# Weird looking TOC bike....



## IngoMike (Nov 29, 2017)

The local John Steinbeck Museum on Cannery Row closed and I ended up buying 15 large scale panels of miscellaneous old black and white photos of Historical Monterey.  There is one picture of a bicycle, and it is a weird looking frame. Check it out...



 


 
Funky....


----------



## Brian R. (Nov 30, 2017)

It's a kid's bike and designed so the little rider can reach the handlebars. Does look weird though!


----------



## bricycle (Nov 30, 2017)

Steinbeck is one of the Greats!


----------



## Ed Minas (Nov 30, 2017)

What a great purchase.  How big are the panels and what are you going to do with them?


----------



## mickeyc (Nov 30, 2017)

Looks like a tall frame and a short kid.

Mike


----------



## fordmike65 (Nov 30, 2017)

Sprung fork with different sized wheels too!


----------



## nycet3 (Nov 30, 2017)

Those prints are fantastic. 
Cannery Row is a great historical experience. Visited from Canada last year.


----------



## bricycle (Nov 30, 2017)

fordmike65 said:


> Sprung fork with different sized wheels too!




Wow Mike great EYE dude!


----------



## IngoMike (Nov 30, 2017)

I like the really short top tube and down tube, and the little chainring. Good eye on the sprung fork, must have been a well to do family, and thank you for confirming the different wheel size, I was thinking they were different sizes, but my eyes were not completely sure. 
 I ended up with 15 panels; 6 of them are 4' x 8' x 3/4" hardwood that weighs 72# each, these are stupid big and heavy so I will be cutting them down to manageable sizes; a couple 2' x 8' x 3/4", which will be trimmed, and the rest are manageable 4' x 6' x 1/8" hardboard. I am going to be mounting as many of the the most interesting ones as possible in my loft entry space like wallpaper.
 I was only interested and initially purchased two panels, the bicycle panel being the main attraction, but the meuseum Curator wanted me to have them all, so I took her lowball offer for all the panels. I had to rent a trailer to get them to my place, but it was worth the effort, they are currently airing out in my warehouse garage and will be cut down to size this weekend. She had a lot of first edition books, antique furniture, and a Steinbeck typewriter from the Cottage, but I think he hand wrote most of the good stuff.


----------



## TR6SC (Dec 1, 2017)

Hey Mike, do not tell me they replaced the Steinbeck museum with a video arcade or a T-shirt shop. Please say it isn't so.


----------



## IngoMike (Dec 1, 2017)

Nope, the building was sold so the Museum got the 90 day notice, just like I am waiting for. The new owners are nice enough, but they are going to turn the building into two Condo's, I talked to them and their interest is in the $. The Museum was offered some space down the street, but the landlords are silly heads, and want your first born, a personal guarantee, a buyout clause, and a percentage of sales. The landlords own most of Cannery Row and I would think that a Steinbeck Museum would be a draw, or at least a novelty, but not when the $ of square footage is involved.


----------



## TR6SC (Dec 3, 2017)

IngoMike said:


> Nope, the building was sold so the Museum got the 90 day notice, just like I am waiting for. The new owners are nice enough, but they are going to turn the building into two Condo's, I talked to them and their interest is in the $. The Museum was offered some space down the street, but the landlords are silly heads, and want your first born, a personal guarantee, a buyout clause, and a percentage of sales. The landlords own most of Cannery Row and I would think that a Steinbeck Museum would be a draw, or at least a novelty, but not when the $ of square footage is involved.

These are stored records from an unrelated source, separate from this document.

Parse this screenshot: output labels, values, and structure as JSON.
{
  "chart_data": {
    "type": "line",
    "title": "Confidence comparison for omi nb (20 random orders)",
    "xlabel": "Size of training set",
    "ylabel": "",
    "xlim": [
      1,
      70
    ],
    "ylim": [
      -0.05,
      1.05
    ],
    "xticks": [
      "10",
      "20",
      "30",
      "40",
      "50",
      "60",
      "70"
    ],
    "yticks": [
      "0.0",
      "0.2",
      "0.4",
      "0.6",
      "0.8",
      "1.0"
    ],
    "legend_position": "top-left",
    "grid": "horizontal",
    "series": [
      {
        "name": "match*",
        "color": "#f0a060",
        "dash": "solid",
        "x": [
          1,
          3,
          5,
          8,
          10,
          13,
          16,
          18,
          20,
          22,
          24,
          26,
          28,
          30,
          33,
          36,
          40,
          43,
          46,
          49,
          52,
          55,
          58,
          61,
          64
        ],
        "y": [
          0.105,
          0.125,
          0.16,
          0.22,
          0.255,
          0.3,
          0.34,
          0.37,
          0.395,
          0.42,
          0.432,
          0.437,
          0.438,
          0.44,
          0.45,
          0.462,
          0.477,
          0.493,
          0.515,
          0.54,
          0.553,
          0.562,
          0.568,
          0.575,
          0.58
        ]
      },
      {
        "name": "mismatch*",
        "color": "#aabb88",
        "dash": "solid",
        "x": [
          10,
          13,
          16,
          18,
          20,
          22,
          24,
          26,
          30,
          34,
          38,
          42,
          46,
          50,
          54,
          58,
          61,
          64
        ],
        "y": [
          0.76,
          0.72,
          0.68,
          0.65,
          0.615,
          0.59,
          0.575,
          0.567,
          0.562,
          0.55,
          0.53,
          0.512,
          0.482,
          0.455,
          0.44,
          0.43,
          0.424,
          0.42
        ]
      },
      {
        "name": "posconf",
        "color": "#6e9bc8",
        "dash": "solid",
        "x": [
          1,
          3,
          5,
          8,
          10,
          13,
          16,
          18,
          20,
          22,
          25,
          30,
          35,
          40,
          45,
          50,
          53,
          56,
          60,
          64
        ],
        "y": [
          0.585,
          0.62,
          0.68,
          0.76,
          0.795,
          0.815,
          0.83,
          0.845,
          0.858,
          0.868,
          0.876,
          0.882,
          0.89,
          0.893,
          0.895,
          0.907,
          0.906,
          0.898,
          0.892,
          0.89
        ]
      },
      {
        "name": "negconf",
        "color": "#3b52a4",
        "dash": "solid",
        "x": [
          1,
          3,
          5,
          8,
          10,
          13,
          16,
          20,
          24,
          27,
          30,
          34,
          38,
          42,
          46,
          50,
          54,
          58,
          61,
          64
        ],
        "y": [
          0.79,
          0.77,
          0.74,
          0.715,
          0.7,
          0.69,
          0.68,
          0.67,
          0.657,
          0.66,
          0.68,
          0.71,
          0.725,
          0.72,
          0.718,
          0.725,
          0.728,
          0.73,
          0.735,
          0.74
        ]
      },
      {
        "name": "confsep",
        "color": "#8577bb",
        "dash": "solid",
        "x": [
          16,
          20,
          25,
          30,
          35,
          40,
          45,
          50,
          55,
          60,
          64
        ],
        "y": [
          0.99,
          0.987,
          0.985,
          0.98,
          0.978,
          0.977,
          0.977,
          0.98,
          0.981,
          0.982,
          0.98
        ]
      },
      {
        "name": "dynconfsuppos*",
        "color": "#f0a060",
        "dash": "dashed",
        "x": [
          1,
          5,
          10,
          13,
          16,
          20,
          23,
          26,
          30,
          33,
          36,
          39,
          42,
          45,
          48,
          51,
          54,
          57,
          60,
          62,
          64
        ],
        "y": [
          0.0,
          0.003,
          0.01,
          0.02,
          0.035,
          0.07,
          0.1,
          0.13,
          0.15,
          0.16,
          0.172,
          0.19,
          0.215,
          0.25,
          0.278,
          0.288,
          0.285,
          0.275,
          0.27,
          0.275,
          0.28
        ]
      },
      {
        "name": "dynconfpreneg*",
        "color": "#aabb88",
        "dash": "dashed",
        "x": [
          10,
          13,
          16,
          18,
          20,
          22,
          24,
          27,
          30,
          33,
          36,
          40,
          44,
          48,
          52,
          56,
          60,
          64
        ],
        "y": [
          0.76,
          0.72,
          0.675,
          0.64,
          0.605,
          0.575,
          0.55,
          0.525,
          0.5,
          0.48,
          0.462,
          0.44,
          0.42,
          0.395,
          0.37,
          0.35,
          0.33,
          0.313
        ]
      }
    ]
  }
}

I'd give you a Like for this post, because it's a good one, but damn, it's such a shame. The greed never fails to amaze me.


----------



## gkeep (Dec 5, 2017)

Really sorry to hear this. I know his grand niece, her grandmother was his sister. She and her husband are restoring the cottage in Carmel where he wrote. It was her Great Grandparents vacation/beach cottage built turn of the century or so. She says it was really just a hunting/fishermans shack but the family kept adding rooms over the decades. According to her they have a closet full of signed first additions and when they need some cash for work on the house they put a couple up for auction with rare book dealers.

She says the worst part is going down to work on it on a weekend and going out front in her bathrobe with a cup of coffee at 8am to get the Sunday paper and the yard is full of a bus load of Japanese Tourists taking her picture with bed head and bathrobe. Wonder if any of the old family bikes are still around the house!

Gary


----------